Most theories these days are built by postulating what is called a “Lagrangian”, or equivalently, an “action”, and testing the predictions that result. The reason is that these mathematical entities, like Newton’s second law, specify the quantitative results of the theory.
Or do they? The key point of the theory of incomplete measurements is that there is another, big, overlooked part in doing such predictions, which is to understand the measurement processes we are predicting things about. This is totally implicit in all modern theories so far. When general relativity writes a space coordinate as “x”, it does not specify how “x” is measured, because all measurements are deemed equivalent. This is what the theory presented here challenges.
But the most interesting thing is that, by asking the question, and then attempting to answer it, the theory of incomplete measurements can deduce the largest part of the structure of the other theories. All, that is, but precisely the form of the Lagrangian, which is instead borrowed from existing theories.

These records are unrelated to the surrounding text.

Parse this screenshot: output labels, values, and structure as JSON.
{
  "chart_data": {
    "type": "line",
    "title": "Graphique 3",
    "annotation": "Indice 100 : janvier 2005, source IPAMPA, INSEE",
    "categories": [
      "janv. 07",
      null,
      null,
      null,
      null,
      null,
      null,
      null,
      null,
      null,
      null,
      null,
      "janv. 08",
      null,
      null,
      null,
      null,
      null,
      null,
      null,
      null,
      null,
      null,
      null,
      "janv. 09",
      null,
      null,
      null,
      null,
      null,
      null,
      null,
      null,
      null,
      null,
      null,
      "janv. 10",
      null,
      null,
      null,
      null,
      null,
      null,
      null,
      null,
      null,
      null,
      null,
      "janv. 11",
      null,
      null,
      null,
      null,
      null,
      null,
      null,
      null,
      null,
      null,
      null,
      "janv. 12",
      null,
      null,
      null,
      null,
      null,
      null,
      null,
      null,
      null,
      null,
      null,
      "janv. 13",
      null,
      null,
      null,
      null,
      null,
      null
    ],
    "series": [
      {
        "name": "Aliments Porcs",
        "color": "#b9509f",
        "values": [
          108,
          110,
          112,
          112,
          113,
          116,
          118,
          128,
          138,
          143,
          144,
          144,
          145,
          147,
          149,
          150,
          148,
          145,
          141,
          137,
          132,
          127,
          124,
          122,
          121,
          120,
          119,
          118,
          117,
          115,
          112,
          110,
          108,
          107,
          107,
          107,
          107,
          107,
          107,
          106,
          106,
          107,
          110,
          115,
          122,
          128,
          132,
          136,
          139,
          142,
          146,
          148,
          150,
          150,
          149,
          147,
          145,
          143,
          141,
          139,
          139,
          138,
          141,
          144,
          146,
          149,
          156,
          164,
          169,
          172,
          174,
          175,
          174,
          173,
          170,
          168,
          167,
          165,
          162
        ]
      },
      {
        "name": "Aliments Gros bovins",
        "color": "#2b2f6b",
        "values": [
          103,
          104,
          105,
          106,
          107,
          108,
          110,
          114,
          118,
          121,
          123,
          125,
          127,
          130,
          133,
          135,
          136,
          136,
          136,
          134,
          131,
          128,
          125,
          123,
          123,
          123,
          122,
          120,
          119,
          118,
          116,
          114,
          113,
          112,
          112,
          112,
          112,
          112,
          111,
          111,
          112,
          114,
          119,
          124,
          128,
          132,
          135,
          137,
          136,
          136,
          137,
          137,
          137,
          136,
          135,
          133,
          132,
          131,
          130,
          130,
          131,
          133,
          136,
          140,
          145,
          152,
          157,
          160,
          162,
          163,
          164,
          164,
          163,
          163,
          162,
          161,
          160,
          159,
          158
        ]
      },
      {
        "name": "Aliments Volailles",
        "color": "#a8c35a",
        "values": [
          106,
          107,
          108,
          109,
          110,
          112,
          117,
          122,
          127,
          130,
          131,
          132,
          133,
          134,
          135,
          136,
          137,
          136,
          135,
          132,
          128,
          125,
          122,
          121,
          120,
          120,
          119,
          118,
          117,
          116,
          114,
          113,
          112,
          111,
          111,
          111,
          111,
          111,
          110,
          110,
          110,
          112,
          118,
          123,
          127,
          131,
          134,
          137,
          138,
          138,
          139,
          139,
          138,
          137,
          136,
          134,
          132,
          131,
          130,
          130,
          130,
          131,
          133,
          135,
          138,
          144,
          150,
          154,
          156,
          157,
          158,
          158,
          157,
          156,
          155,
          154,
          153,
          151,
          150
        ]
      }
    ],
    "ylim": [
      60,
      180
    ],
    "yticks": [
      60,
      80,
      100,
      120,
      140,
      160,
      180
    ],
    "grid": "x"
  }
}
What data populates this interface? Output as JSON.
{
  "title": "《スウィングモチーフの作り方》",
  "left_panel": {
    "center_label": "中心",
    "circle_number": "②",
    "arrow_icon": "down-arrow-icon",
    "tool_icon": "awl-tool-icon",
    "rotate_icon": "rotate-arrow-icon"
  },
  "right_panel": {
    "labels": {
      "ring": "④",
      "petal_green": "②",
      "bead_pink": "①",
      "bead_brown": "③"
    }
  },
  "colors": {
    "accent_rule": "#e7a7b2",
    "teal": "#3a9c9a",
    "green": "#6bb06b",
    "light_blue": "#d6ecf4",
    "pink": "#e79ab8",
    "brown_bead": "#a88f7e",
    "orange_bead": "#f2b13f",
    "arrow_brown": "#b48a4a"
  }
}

More specifically, here are a few key results.
General relativity:
-
The properties usually attributed to space and time are actually properties of electromagnetic interactions.
-
We can build a space-time “continuum”, but it is built from quantized measurements of space and time.
-
Under reasonable conditions, laws of physics can be made to agree locally between various measurement processes.
-
However, this agreement will not in general hold at larger scale. The problem of “dark matter” may be an example of such a divergence.
Quantum mechanics:
-
Quantum mechanics is the necessary form of a probabilistic theory of measurements.
-
The theory shows why the wave-function is complex-valued, and gives an indication of what the meaning of its phase is.
-
The standard way of normalizing the wave-function is incorrect, leading to bogus infinities. The theory suggests a normalization condition that is equivalent in terms of measurement results, but does not diverge.
-
The quantum measurement problem is essentially eliminated. The mathematical answers like decoherence now answer a different question, which is: “why are there measurements”.